Оак улыбается и целует меня еще раз, прежде чем отстраниться.
— А теперь иди в класс.
Я киваю и поворачиваюсь.
Только для того, чтобы Оак игриво шлепнул меня по заднице, заставляя меня взвизгнуть.
— За что это было?
Он прислоняется спиной к столу, сложив руки на груди.
— Мне так захотелось.
Я качаю головой, но не могу сдержать глупую ухмылку, которая расползается по моим губам, когда я направляюсь к его двери.
— До встречи, — говорю я, и выхожу в коридор, не оглядываясь.
Единственный ответ, который я получаю, — это тихое рычание. То, которое проникает прямо в мою сердцевину и заставляет меня тосковать по мужчине, стоящему позади меня.
Это будет очень долгий день.
Глава 23
Оак
Я не очень опытный кулинар, но люди часто делают комплименты по поводу моей лазаньи, поэтому я приготовил её для Евы, а также большую порцию сырного чесночного хлеба.
Просто безумие, что я нервничаю.
Это первый раз, когда я буду проводить время с Евой не в учебной обстановке или не трахая ее, даже если и хочу, чтобы вечер закончилась именно этим. Мне нужно узнать о ней больше, узнать, хочет ли она уничтожить своих родителей так же сильно, как я.
Совершенно ясно, что я не могу держать свои руки при себе, когда дело касается ее. Вместо того чтобы бороться с этим, пришло время выяснить, можем ли мы стать партнерами по преступлению и завершить мой путь возмездия, с ней на моей стороне.
Единственная проблема в том, что это означает, что мне нужно раскрыть свои истинные намерения в отношении нее.

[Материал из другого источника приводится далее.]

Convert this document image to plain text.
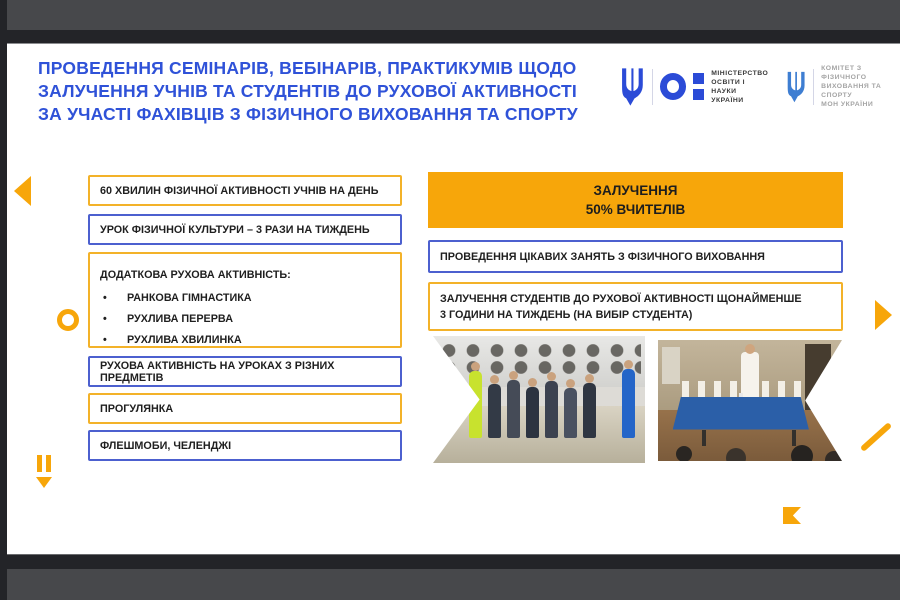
ПРОВЕДЕННЯ СЕМІНАРІВ, ВЕБІНАРІВ, ПРАКТИКУМІВ ЩОДО
ЗАЛУЧЕННЯ УЧНІВ ТА СТУДЕНТІВ ДО РУХОВОЇ АКТИВНОСТІ
ЗА УЧАСТІ ФАХІВЦІВ З ФІЗИЧНОГО ВИХОВАННЯ ТА СПОРТУ
МІНІСТЕРСТВО
ОСВІТИ І НАУКИ
УКРАЇНИ
КОМІТЕТ З ФІЗИЧНОГО
ВИХОВАННЯ ТА СПОРТУ
МОН УКРАЇНИ
60 ХВИЛИН ФІЗИЧНОЇ АКТИВНОСТІ УЧНІВ НА ДЕНЬ
УРОК ФІЗИЧНОЇ КУЛЬТУРИ – 3 РАЗИ НА ТИЖДЕНЬ
ДОДАТКОВА РУХОВА АКТИВНІСТЬ:
•	РАНКОВА ГІМНАСТИКА
•	РУХЛИВА ПЕРЕРВА
•	РУХЛИВА ХВИЛИНКА
РУХОВА АКТИВНІСТЬ НА УРОКАХ З РІЗНИХ ПРЕДМЕТІВ
ПРОГУЛЯНКА
ФЛЕШМОБИ, ЧЕЛЕНДЖІ
ЗАЛУЧЕННЯ
50% ВЧИТЕЛІВ
ПРОВЕДЕННЯ ЦІКАВИХ ЗАНЯТЬ З ФІЗИЧНОГО ВИХОВАННЯ
ЗАЛУЧЕННЯ СТУДЕНТІВ ДО РУХОВОЇ АКТИВНОСТІ ЩОНАЙМЕНШЕ
3 ГОДИНИ НА ТИЖДЕНЬ (НА ВИБІР СТУДЕНТА)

Еще не зная Еву, я планировал уничтожить её вместе с ее семьей. Это не та тема, которую я хотел бы затрагивать сегодня вечером, но во время совместного двухнедельного отпуска мне придется признаться.
Я бросаю взгляд на часы и замечаю, что уже четверть восьмого. У меня сжимается челюсть. Либо Ева просто опаздывает, либо ее поймали, когда она пыталась улизнуть из школы. Учитывая, что она часто опаздывала на урок дисциплины, я предполагаю первое.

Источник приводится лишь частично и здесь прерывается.